Since March 2020, we have seen disruption on many levels. Digital tools, that got little traction for years, are now business requirements – not only for productivity and connection with our clients, but also for business development and celebration.
Almost 80% of communication in organisations is done virtually and yet we still don’t have a rule book! How many times have you sent a message on WhatsApp or email only to be ghosted and left feeling insecure?
It isn’t surprising that we are left feeling anxious, bewildered, and confused when we communicate virtually, since we don’t have visual cues, and figures indicate that 50% of digital communication is misinterpreted.
There is no rule book – school taught us to read and write, but not how to communicate digitally. So, when and how do we use the correct communication channels to create connection and trust no matter the distance?
When you read an email, that is the new form of active listening and we must read it carefully, and with intention. Writing clearly is the new form of empathy in our virtual world.
If we are to continue adapting and conforming to these new digital methods, I believe that the question we must ask ourselves now is no longer simply, ‘how will we adapt to our new normal?’, but more importantly, ‘how will we create a better normal?’.
What rules will you choose to create around communicating digitally at work and in your personal life?
WORKPLACE HINTS AND TIPS
Here, I’d like to share some tips – although they must be considered in the right context:
• Assume that the sender has the best intentions when you read digital communications. Remember: you are missing body language and tone cues from others, which can cause us to misinterpret directness or speed with rudeness
• Do we have a clear understanding of which channels to use and when?
• Do we use clear language and word choice to foster understanding?
• Establish expectations for the appropriate timing involved in each tool, including response time, and whether certain tools are off-limits during non-working hours
• Email response time is usually less than 24 hours depending on priority
• There is a 60 second rule. If you can answer an email within 60 seconds, then just do it quickly
ONLINE VIDEO MEETINGS >>
Some tips about how to connect with introverts and extraverts…
HOW TO CONNECT WITH INTROVERTS
• Schedule downtime between long meetings
• Practice waiting five seconds before jumping in to speak
• Send questions a few days before a meeting so they have time to process and prepare
• Encourage them to message or email you with their thoughts after a meeting
• Create a time limit so that louder voices don’t monopolise the conversation
• Stop interrupting – use the raise hand tool or send a message
HOW TO CONNECT WITH EXTRAVERTS
• Set up regular face-to-face or video meetings so they can talk things through with you
• Use breakout rooms so they get a chance to talk about their ideas
• Maintain water cooler spaces in office or online so that they recharge with social interaction between blocks of work
I could write a whole book about this subject, or rather talk and coach about it – which is my preferred style of communication!

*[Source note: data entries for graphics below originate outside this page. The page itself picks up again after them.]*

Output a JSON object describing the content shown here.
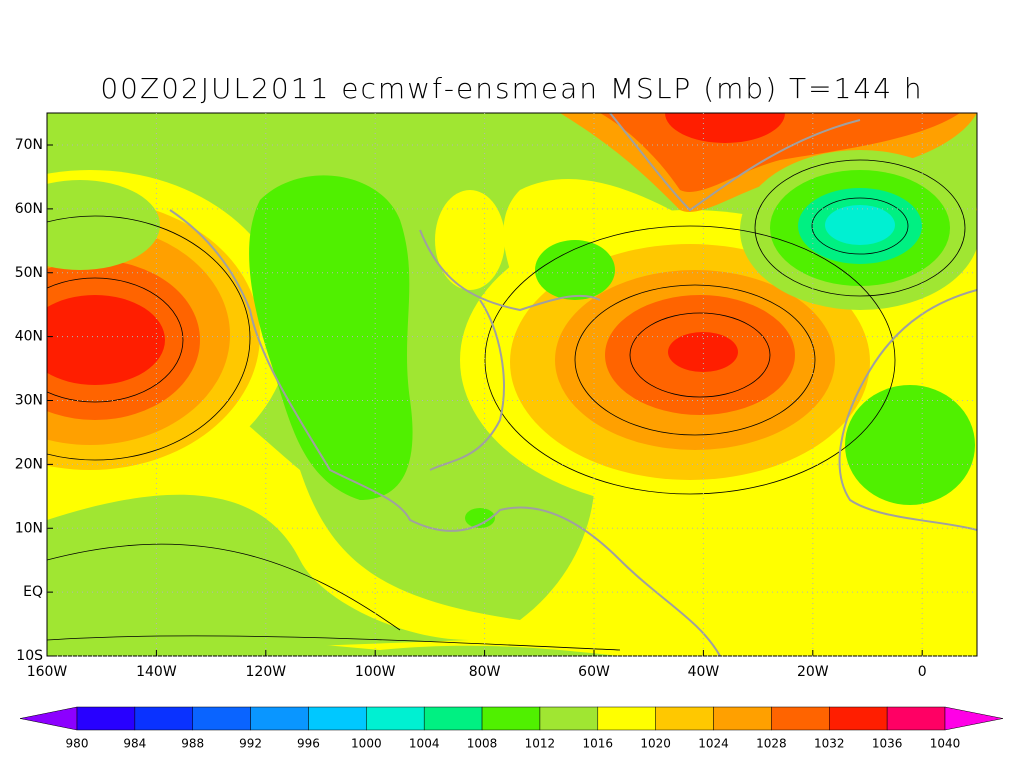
{
  "title": "00Z02JUL2011 ecmwf-ensmean MSLP (mb) T=144 h",
  "map": {
    "lat_labels": [
      "70N",
      "60N",
      "50N",
      "40N",
      "30N",
      "20N",
      "10N",
      "EQ",
      "10S"
    ],
    "lon_labels": [
      "160W",
      "140W",
      "120W",
      "100W",
      "80W",
      "60W",
      "40W",
      "20W",
      "0"
    ]
  },
  "colorbar": {
    "labels": [
      980,
      984,
      988,
      992,
      996,
      1000,
      1004,
      1008,
      1012,
      1016,
      1020,
      1024,
      1028,
      1032,
      1036,
      1040
    ],
    "under_color": "#8c00ff",
    "colors": [
      "#2800ff",
      "#0a32ff",
      "#0a64ff",
      "#0a96ff",
      "#00c8ff",
      "#00f0d2",
      "#00f082",
      "#50f000",
      "#a0e632",
      "#ffff00",
      "#ffc800",
      "#ffa000",
      "#ff6400",
      "#ff1e00",
      "#ff0064",
      "#e6009b"
    ],
    "over_color": "#ff00e6"
  }
}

When I coach teams in the workplace around this topic, they set their intentions around creating a ‘better normal’ as we adapt to this digital revolution.
Virtual communication is about building trust and connection using careful communications, confident collaboration and valuing visibly.
Feeling valued means turning up to personal and professional meetings on time, responding appropriately even if it’s to say you’ve read a message and you’ll respond shortly.
It’s about stepping into the recipient’s world. How do they feel and what are their needs?
When we can’t see people in person, reading messages with intention is the new form of active listening and writing clearly is the new form of empathy.
What intentions are you going to set around your digital communication? How will you choose to ‘accelerate’ a better normal?